The text (quoted from W.Poundstone's book) accompanying this figure reads:
In every one of Smith's 144 simulations, using a wide variety of parameters, range voting did the best of any practical voting system, having the lowest regret (next only to "magic" best).
One message of Smith's simulations is the surprising value of honesty. Every system produced less regret when the voters were honest. In most cases the improvement is dramatic. This sample chart shows the results of a simulation with 200 voters, 5 candidates, and two ideological issues. The bars show Bayesian Regret. The left side of each bar indicates the regret when everyone votes honestly. The right side gives the regret when everyone votes strategically. Remember, this works like a golf score: lower is better.
For comparison, the chart also shows the "random winner" system where the votes are ignored and the winning candidate is chosen randomly. All reasonable voting systems are much better than that (as we'd hope).
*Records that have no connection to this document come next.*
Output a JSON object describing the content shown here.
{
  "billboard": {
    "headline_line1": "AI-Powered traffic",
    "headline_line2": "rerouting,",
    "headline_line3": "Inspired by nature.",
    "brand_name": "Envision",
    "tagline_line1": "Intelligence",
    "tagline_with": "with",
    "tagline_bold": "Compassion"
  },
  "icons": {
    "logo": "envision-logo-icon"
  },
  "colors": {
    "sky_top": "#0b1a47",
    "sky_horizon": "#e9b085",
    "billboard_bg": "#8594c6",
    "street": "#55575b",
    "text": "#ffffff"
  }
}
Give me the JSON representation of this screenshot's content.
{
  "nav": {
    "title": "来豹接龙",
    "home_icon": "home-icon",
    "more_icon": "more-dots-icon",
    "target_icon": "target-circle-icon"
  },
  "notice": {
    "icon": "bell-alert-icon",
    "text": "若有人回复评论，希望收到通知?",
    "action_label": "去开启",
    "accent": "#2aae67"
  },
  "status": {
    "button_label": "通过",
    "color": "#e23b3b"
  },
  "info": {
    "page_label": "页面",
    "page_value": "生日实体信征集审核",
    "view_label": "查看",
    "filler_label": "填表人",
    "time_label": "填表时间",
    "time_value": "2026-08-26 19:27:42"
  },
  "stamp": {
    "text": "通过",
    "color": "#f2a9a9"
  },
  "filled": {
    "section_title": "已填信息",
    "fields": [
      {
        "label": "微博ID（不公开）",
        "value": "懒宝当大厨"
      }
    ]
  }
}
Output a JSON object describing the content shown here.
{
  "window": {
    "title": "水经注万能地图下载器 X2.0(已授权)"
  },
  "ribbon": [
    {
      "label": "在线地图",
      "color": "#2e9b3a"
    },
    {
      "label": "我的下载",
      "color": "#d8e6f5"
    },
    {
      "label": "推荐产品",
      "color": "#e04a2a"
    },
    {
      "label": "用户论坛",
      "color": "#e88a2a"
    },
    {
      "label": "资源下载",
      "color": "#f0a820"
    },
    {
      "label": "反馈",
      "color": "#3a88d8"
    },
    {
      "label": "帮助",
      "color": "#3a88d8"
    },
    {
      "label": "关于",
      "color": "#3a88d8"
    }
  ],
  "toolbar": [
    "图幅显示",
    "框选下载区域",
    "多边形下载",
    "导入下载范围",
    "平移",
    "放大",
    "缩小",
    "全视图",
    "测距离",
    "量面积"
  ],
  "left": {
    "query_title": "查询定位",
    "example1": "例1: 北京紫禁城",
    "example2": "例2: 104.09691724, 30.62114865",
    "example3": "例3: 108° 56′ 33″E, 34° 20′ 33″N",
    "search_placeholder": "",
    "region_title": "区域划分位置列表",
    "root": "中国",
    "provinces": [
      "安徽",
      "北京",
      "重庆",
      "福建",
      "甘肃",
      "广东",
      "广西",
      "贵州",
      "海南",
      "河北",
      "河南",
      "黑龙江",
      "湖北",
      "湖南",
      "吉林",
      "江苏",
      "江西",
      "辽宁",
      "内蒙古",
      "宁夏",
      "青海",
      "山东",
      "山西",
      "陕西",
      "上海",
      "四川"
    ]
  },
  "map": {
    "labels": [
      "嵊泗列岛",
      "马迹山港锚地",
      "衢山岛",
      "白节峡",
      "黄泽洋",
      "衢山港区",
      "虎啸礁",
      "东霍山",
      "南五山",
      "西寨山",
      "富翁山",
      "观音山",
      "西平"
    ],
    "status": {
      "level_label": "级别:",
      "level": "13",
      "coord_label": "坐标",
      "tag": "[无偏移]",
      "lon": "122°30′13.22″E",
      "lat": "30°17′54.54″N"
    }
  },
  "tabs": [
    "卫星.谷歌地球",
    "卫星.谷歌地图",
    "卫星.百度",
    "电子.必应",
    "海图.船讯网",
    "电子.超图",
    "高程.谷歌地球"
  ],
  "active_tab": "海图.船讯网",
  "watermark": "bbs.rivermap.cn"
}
Whenever you see a graph intended to convince you of something, you should be concerned about "cherry picking." Did I choose this particular simulation just to make range voting look good? How different are the 143 simulations I'm not showing?
I chose this simulation because it strikes me as Smith's most realistic simulation overall. It has the most voters (200; adding voters eats up processor cycles) and the most candidates (five). I suspect the two-dimensional utility [issue space] used here is a better approximation to American political reality than Smith's other alternatives.
These variables don't affect the overall shape of the results much. Nearly all... would look very similar to this chart. The main difference is the degree of bar overlap. E.g, it is not always the case that the worst value for range voting is better than the best value for IRV as it is here.